SEJARAH

Pada masa Belanda, Babat adalah poros penting karena menghubungkan Lamongan, Bojonegoro, Tuban, dan Jombang. Itu sebabnya stasiun kereta api di Babat dibangun lebih besar daripada stasiun di Lamongan Kota.

Pada masa itu, Belanda juga membangun rel kereta api yang menghubungkan Jombang-Ngimbang-Babat-Tuban melewati Bengawan Solo. Kita mengenal jembatan ini dengan nama Cincim Lawas.

Ngimbang pada masa itu juga bernilai strategis bagi Belanda karena merupakan penghasil gula, komoditas ekspor penting pada masa itu.

Foto nomor 1, 2, 3 adalah Cincim Lawas. Bukan jembatan Widang-Babat yang sekarang dilewati bus antarkota. Kemungkinan, tentara Belanda berfoto setelah berhasil menguasai Babat pada saat agresi militer tahun 1948.

Foto 4, kantor pos Babat yang menempati rumah R. Soedjoed. Tahun 1930. Kami belum menemukan informasi tentang Pak Sujud ini. Mungkin dia adalah kepala jawatan kantor pos pada masa itu.

Foto nomor 4b, rumah sakit milik tentara Belanda. Beberapa referensi menyebut bangunan ini sekarang menjadi kantor Polsek Babat.

Gambar stasiun spoor Babat dan halte spoor Kedungpring di bawah ini diambil dari Komunitas Sejarah Perkeretaapian Indonesia.

Gambar nomor 5, Bengawan Solo. Dilukis oleh Ver Huell pada tahun 1824. Gambar aslinya tidak berwarna.

Lokasi Bengawan Solo yang dilukis ini mungkin ada di Babat. Sebab lokasinya merupakan penyeberangan, dan yang tampak di lukisan itu adalah para ningrat.
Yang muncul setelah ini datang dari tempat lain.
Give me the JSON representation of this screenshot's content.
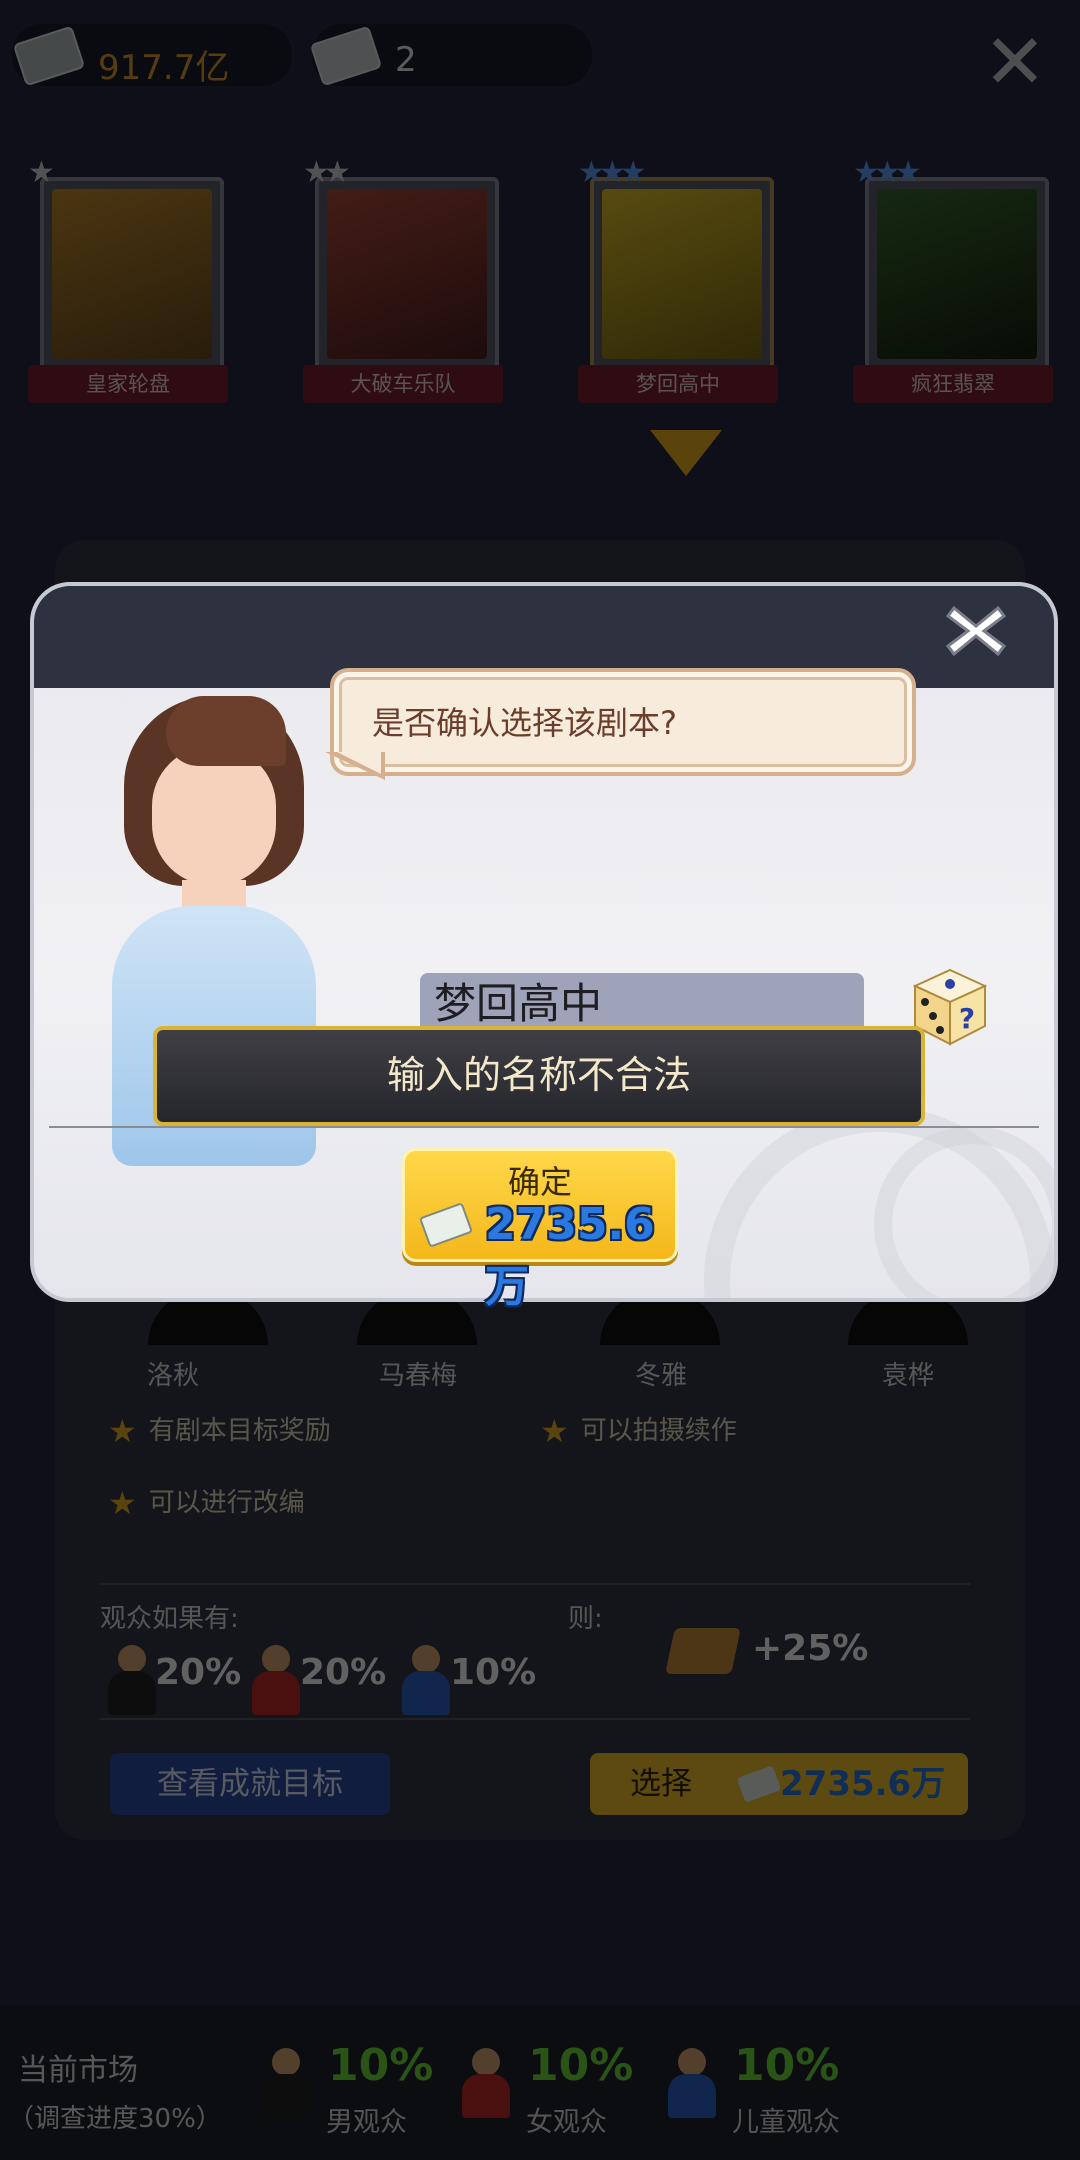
{
  "topbar": {
    "gold": "917.7亿",
    "tickets": "2"
  },
  "scripts": [
    {
      "title": "皇家轮盘",
      "stars": 1
    },
    {
      "title": "大破车乐队",
      "stars": 2
    },
    {
      "title": "梦回高中",
      "stars": 3
    },
    {
      "title": "疯狂翡翠",
      "stars": 3
    }
  ],
  "cast": [
    "洛秋",
    "马春梅",
    "冬雅",
    "袁桦"
  ],
  "features": {
    "reward": "有剧本目标奖励",
    "sequel": "可以拍摄续作",
    "adapt": "可以进行改编"
  },
  "audience_rule": {
    "if_label": "观众如果有:",
    "then_label": "则:",
    "male_pct": "20%",
    "female_pct": "20%",
    "child_pct": "10%",
    "bonus": "+25%"
  },
  "buttons": {
    "view_goals": "查看成就目标",
    "select": "选择",
    "select_price": "2735.6万"
  },
  "market": {
    "title": "当前市场",
    "progress": "（调查进度30%）",
    "male_pct": "10%",
    "male_label": "男观众",
    "female_pct": "10%",
    "female_label": "女观众",
    "child_pct": "10%",
    "child_label": "儿童观众"
  },
  "dialog": {
    "question": "是否确认选择该剧本?",
    "name_value": "梦回高中",
    "error_toast": "输入的名称不合法",
    "confirm_label": "确定",
    "confirm_price": "2735.6万"
  },
  "colors": {
    "accent_yellow": "#f4b71b",
    "price_blue": "#2b78e0",
    "market_green": "#6edc3a",
    "toast_border": "#d9b436"
  }
}
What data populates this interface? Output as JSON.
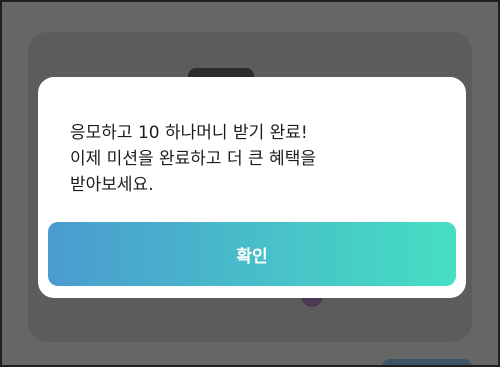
{
  "dialog": {
    "message_lines": [
      "응모하고 10 하나머니 받기 완료!",
      "이제 미션을 완료하고 더 큰 혜택을",
      "받아보세요."
    ],
    "confirm_label": "확인"
  },
  "colors": {
    "button_gradient_start": "#4a9bd0",
    "button_gradient_end": "#46dfc3",
    "overlay": "#666666"
  }
}
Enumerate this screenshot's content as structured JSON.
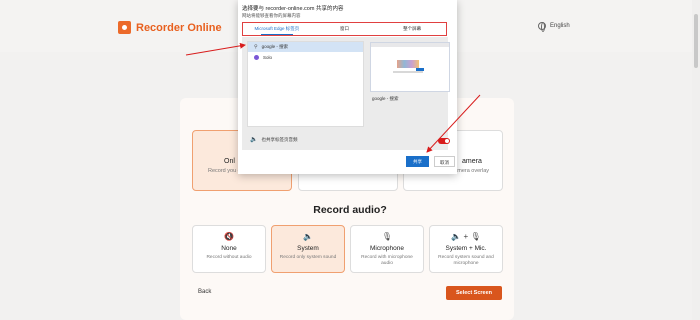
{
  "colors": {
    "brand": "#e8601f",
    "accent_blue": "#1a6fc9",
    "annotation_red": "#d81c1c"
  },
  "app": {
    "name": "Recorder Online",
    "language": "English"
  },
  "dialog": {
    "title": "选择要与 recorder-online.com 共享的内容",
    "subtitle": "网站将能够查看你的屏幕内容",
    "tabs": [
      {
        "label": "Microsoft Edge 标签页",
        "active": true
      },
      {
        "label": "窗口",
        "active": false
      },
      {
        "label": "整个屏幕",
        "active": false
      }
    ],
    "list": [
      {
        "label": "google - 搜索",
        "icon": "search-icon",
        "selected": true
      },
      {
        "label": "Solo",
        "icon": "solo-icon",
        "selected": false
      }
    ],
    "preview_caption": "google - 搜索",
    "audio_label": "也共享标签页音频",
    "share_label": "共享",
    "cancel_label": "取消"
  },
  "record_options": [
    {
      "title": "Onl",
      "desc": "Record you camera",
      "selected": true
    },
    {
      "title": "",
      "desc": "",
      "selected": false
    },
    {
      "title": "amera",
      "desc": "th with camera overlay",
      "selected": false
    }
  ],
  "audio": {
    "title": "Record audio?",
    "options": [
      {
        "icon": "speaker-muted-icon",
        "glyph": "🔇",
        "label": "None",
        "desc": "Record without audio",
        "selected": false
      },
      {
        "icon": "speaker-icon",
        "glyph": "🔈",
        "label": "System",
        "desc": "Record only system sound",
        "selected": true
      },
      {
        "icon": "microphone-icon",
        "glyph": "🎙",
        "label": "Microphone",
        "desc": "Record with microphone audio",
        "selected": false
      },
      {
        "icon": "speaker-mic-icon",
        "glyph": "🔈 + 🎙",
        "label": "System + Mic.",
        "desc": "Record system sound and microphone",
        "selected": false
      }
    ]
  },
  "footer": {
    "back_label": "Back",
    "next_label": "Select Screen"
  }
}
Foto nomor 6, 7, dan 8, iring-iringan tentara Belanda di Ngimbang. Bertanggal 19 Desember 1948. Menurut sejarah, marinir Belanda didaratkan di Jenu, Tuban lalu menyerang Babat lewat Cincim Lawas Babat.

Dua foto di bawah adalah tentara Belanda di wilayah Babat.

Dari Babat mereka bergerak ke selatan ke arah Ngimbang. Tidak langsung menyerang Lamongan lewat Pucuk-Sukodadi. Jadi kemungkinan besar ini adalah iring-iringan tentara dari Babat menuju Ngimbang.

Foto nomor 9, bendera pejuang Lamongan. Berbahan karung goni, bertuliskan “Pertahanan Rakjat Ngimbang LMG”. (Ah, tiba-tiba rasanya ingin menangis membayangkan perjuangan mereka).

Foto nomor 10, lokasi jalan tidak diketahui. Tapi melihat bentuknya, sepertinya ini adalah Gunung Girik Ngimbang. Ataukah Gunung Pegat?

Foto nomor 11, upacara penghormatan tentara Belanda terhadap dua kawan mereka, T.C. Rozeboom dan M.J. Skirt, yang tewas terkena ranjau di Ngimbang.

Foto-foto perang ini sesuai dengan catatan sejarah. Babat jatuh dengan mudah ke tangan marinir Belanda. Makanya mereka berfoto petantang-petenteng di Cincim Lawas. Tapi di Ngimbang, mereka mendapatkan perlawanan sengit sampai ada yang tewas.

Hormat kepada para pejuang Ngimbang!

Foto di bawah ini adalah makam marinir Belanda di Babat. Menurut pengamat sejarah Babat, Yulius Kurniawan Kristianto, lokasi makam ini ada di depan kompleks Gedung Sanggar Pramuka Kota Babat, kemudian dipindah ke Lamongan.

Foto nomor 12 dan 13 ini adalah aktivitas di penambangan yodium di Mantup. Bertanggal 22 April 1913. Lokasi tepatnya belum teridentifikasi. Mungkin kawan-kawan di Mantup bisa membantu?

Foto nomor 14 adalah salah satu desa di Ngimbang. Difoto antara tahun 1920-1939.

Foto nomor 15 ini adalah sebuah desa di Lamongan. Melihat latar belakangnya yang berupa pegunungan, mungkin lokasinya berada di Ngimbang. Kawan-kawan di Ngimbang atau Lamongan Selatan mungkin bisa mengidentifikasi gunung ini?

Foto nomor 16 berikut adalah foto udara Mantup bertanggal 5 Januari 1949, dijepret dari pesawat tempur Belanda.